ひとり親の「小1の壁」
「小1の壁」とは、子どもの小学校入学にあたって、仕事を持つ親が、従来通りの仕事と子育ての両立が困難になる状態を指す。ひとり親家庭にとって、「小1の壁」は極めて深刻な問題だ。
当社では2024年1月、小学校の子を持つ親を対象にアンケート調査を行った。その中で、子どもが小学校に入学した時における、就業形態の変更状況も調査している。本稿ではこのアンケート調査を基に、ひとり親にとっての「小1の壁」の現状を確認し、そこから示唆される課題について考察したい。

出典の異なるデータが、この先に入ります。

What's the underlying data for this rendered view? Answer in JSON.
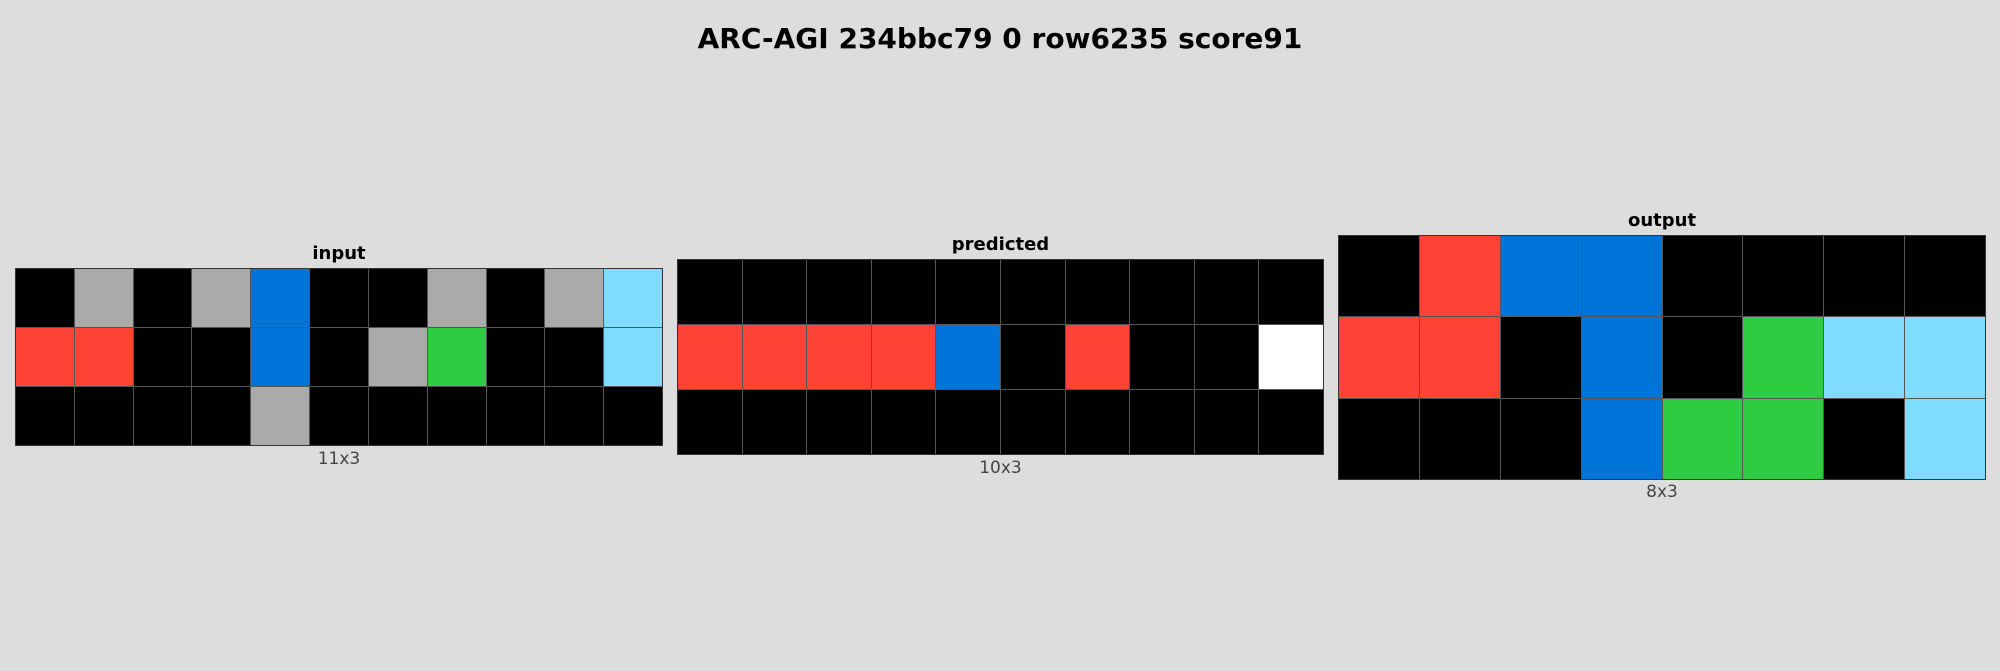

アンケート結果を家庭状況別に見ると、就業を継続しながら、何らかの変更をした割合(「より子育てのしやすい職場への転職を検討した」「同じ職場の中で、職種や仕事内容、雇用形態などの立場を変更した」「同じ職場・同じ仕事内容で、始業時刻や短時間勤務、テレワークなど勤務形態の変更や制度利用をした」「その他」の合計)は、全体では約18%となっているが、ひとり親家庭では約27%と高くなっている。
子どもが小学生になると、その親は、保育園等の預かり開始時間より遅い、小学校の登校時間に合わせて始業時間を調整する必要や、放課後児童クラブの終了時刻までに迎えに行くために、勤務時間を調整する必要が生じるケースがある。そのため、従来の就業形態では対応しきれず、転職する場合や、転職しないまでも、登下校時に子どもを見守る人がいない場合に、勤務時間の調整が必要になったことが、就業を継続しながら何らかの変更をした背景と考えられる。
母子家庭・父子家庭別に見ると、母子家庭では「より子育てのしやすい職場へ転職した」が約13%と高く、父子家庭では「同じ職場・同じ仕事内容で、始業時刻や短時間勤務、テレワークなど勤務形態の変更や制度利用をした」が約14%と高い。これは、父子家庭の親は、母子家庭の親に比べて、正社員である場合が多く、正社員の場合には、職場や仕事内容を変えずに対応しようとする傾向が強いことが背景にあるだろう。
ひとり親は、子育てと生計の維持を一人で担う場合が多く、日々の生活において様々な困難を抱えているケースが多い。一部の自治体では、働く親の子どものために、新たに見守り員を配置した上で小学校の校門の開放時間を早める取組を実施している。働く親、とりわけ、ひとり親にとって、「小1の壁」を低くすることに寄与する取組である。こうした先行的な取組を参考に、全国の自治体で、働く親のニーズや地域の実情に応じた取組が広がることを期待したい。
こうした自治体における取組に加え、「小1の壁」の解消に向けては、短時間勤務制度を子が小学校卒業するまで利用できるようにする等、事業主による仕事と子育ての両立支援に向けた積極的な取組も望まれる。